Podarował dzieciom radość

 Na ten dzień w Przemyślu czekali wszyscy, a zwłaszcza niepełnosprawne dzieci. W Specjanym Ośrodku Szkolno Wychowawczym nr1 powstał pierwszy na Podkarpaciu plac zabaw przystosowany dla dzieci niepełnosprawnych. Darczyńca przemyski przedsiębiorca Pan Krzysztof Kuncelman postanowił, że jedna z niewielu placówek w Polsce otrzyma plac zabaw dla niepełnosprawnych. Wzruszony tragedią jednej z wychowanek tutejszego Ośrodka ,która w krótkim czasie straciła obydwoje rodziców natychmiast postanowił jej pomóc, dzięki czemu dowiedział sie o istnieniu placówki i jej ogromnych potrzebach.{youtube}S7ii7Kz2IyQ{/youtube}

W uroczystościach udział wzęli przedstawiciele z Urzędu Wojewódzkiego w Rzeszowie, Parlamentarzyści, władze miejskie, powiatowe, duchowieństwo oraz zaproszeni goście.Chcąc podziękować Panu Krzysztofowi dzieci wraz z opiekunami przygotowały program artystyczny.

To wyjątkowe miejsce powstało w oszałamiającym tempie. Wszyscy zaangażowani starali się aby dzieci jeszcze tego roku mogły mieć radość z zabawy.

 Projektantka Kalina Lewandowska na powierzchni 425m kw rozmieśiła 11 urządzeń dostosowanych do różnych niesprawności, jedną z nich jest huśtawka,,Saturn,, platforma podwieszona do konstrukcji przeznaczona dla osób poruszajacych sie jedynie na wózkach inwalidzkich,odpowiednie urządzenie pomaga dziecku samodzielnie rozhuśtać platformę. Koszt przedsięwzięcia przekroczył kwotę 300.000zł. Pan Krzysztof podczas otwarcia zafundował również słodki poczęstunek dla wszystkich.

Uroczystego otwarcia dokonał prezydent miasta Przemyśla Robert Choma wraz z Krzysztofem Kuncelmanem.

Plac zabaw jest dostosowany dla dzieci o różnym stopniu niepełnosprawności, także ruchowej.    

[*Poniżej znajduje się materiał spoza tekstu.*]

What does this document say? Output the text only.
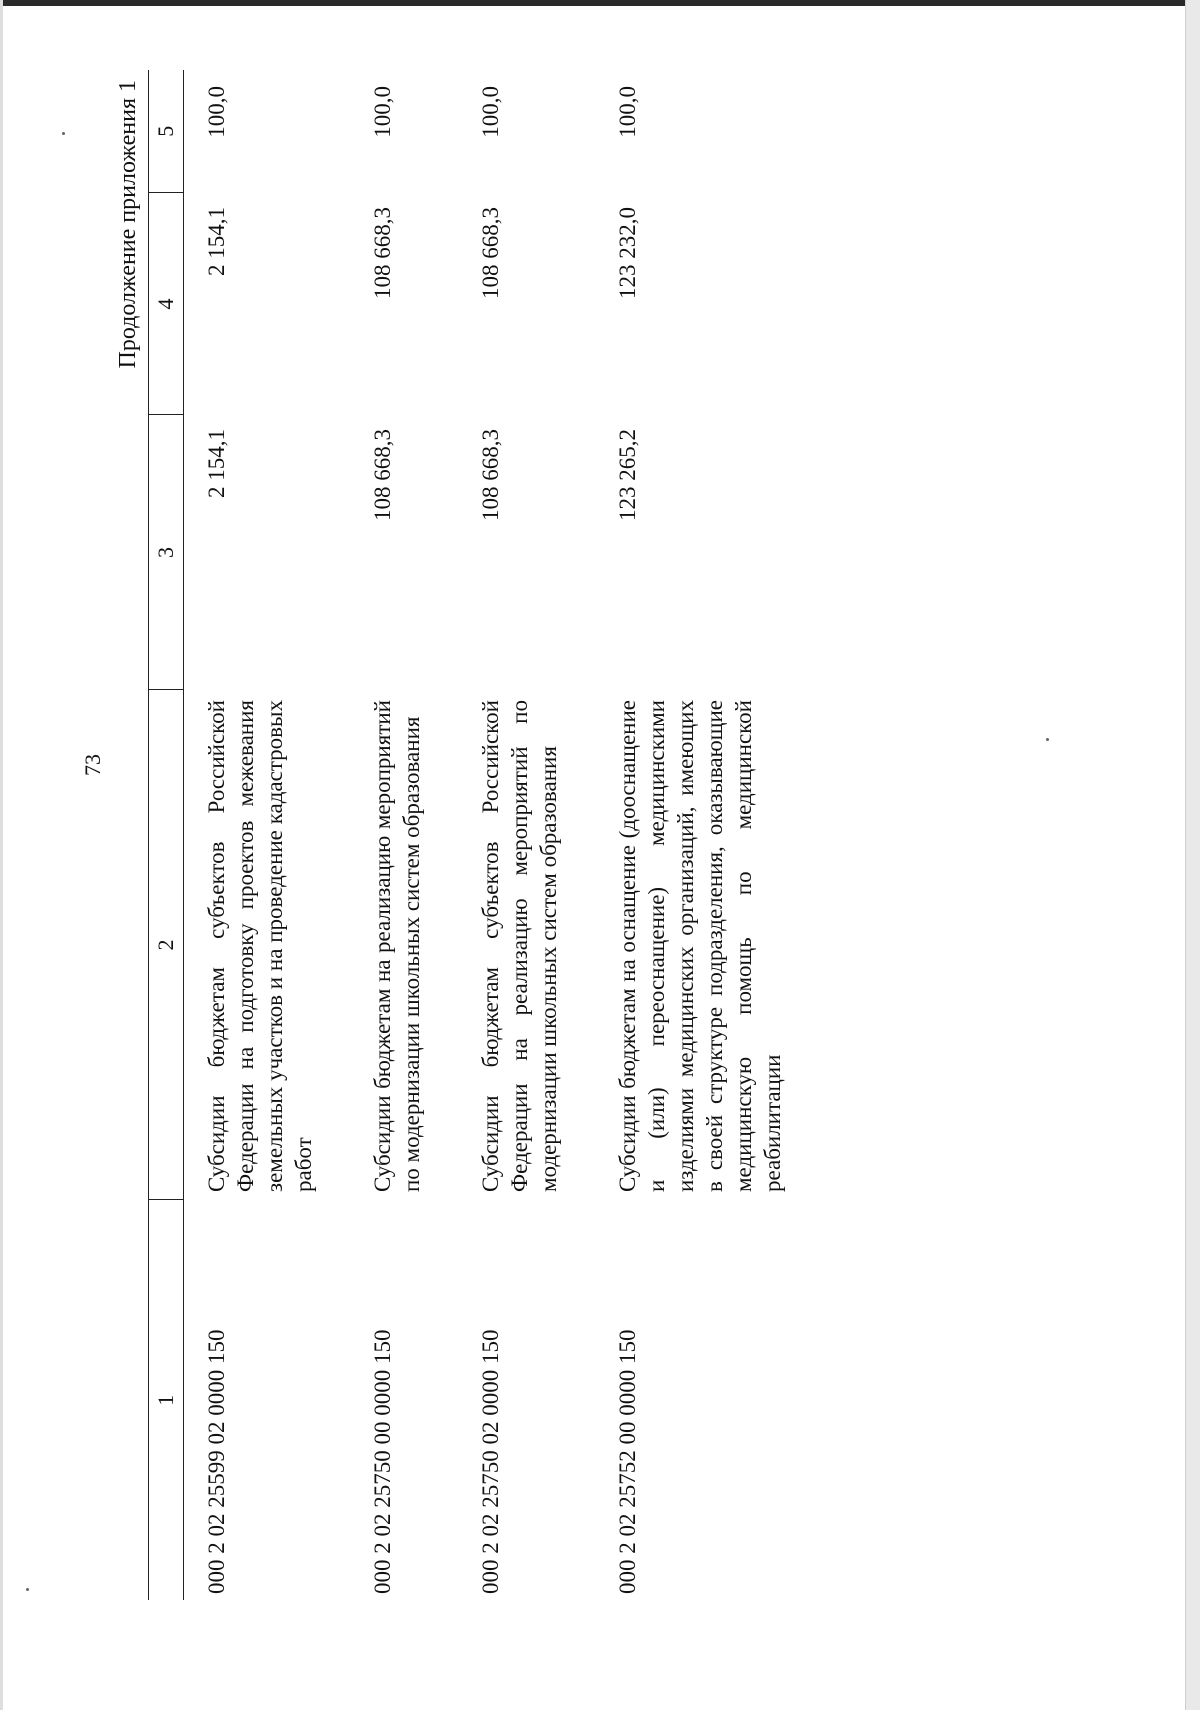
73
Продолжение приложения 1
1	2	3	4	5
000 2 02 25599 02 0000 150	Субсидии бюджетам субъектов Российской Федерации на подготовку проектов межевания земельных участков и на проведение кадастровых работ	2 154,1	2 154,1	100,0
000 2 02 25750 00 0000 150	Субсидии бюджетам на реализацию мероприятий по модернизации школьных систем образования	108 668,3	108 668,3	100,0
000 2 02 25750 02 0000 150	Субсидии бюджетам субъектов Российской Федерации на реализацию мероприятий по модернизации школьных систем образования	108 668,3	108 668,3	100,0
000 2 02 25752 00 0000 150	Субсидии бюджетам на оснащение (дооснащение и (или) переоснащение) медицинскими изделиями медицинских организаций, имеющих в своей структуре подразделения, оказывающие медицинскую помощь по медицинской реабилитации	123 265,2	123 232,0	100,0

Dla nauczycieli i opiekunów stał się jeszcze jednym narzędziem w codziennej rehabilitacji dzieci na swieżym powietrzu, gdzie każde dziecko znajdzie coś dla siebie. Obiekt jest otwarty dla każdego powiedziała nam dyr.Ośrodka Aleksandra Zagulak osoba która była mocno zaangażowana w budowę tego placu zabaw.

   Nareszcie najmłodsze mające kłopoty z poruszaniem się i cierpiace na inne schorzenia dzieci, bedą miały sie gdzie bawić. Krzysztof Kuncelman zapewnił że na placu zabaw się nie skończy i placówka może liczyć na jego pomoc także w następnych latach.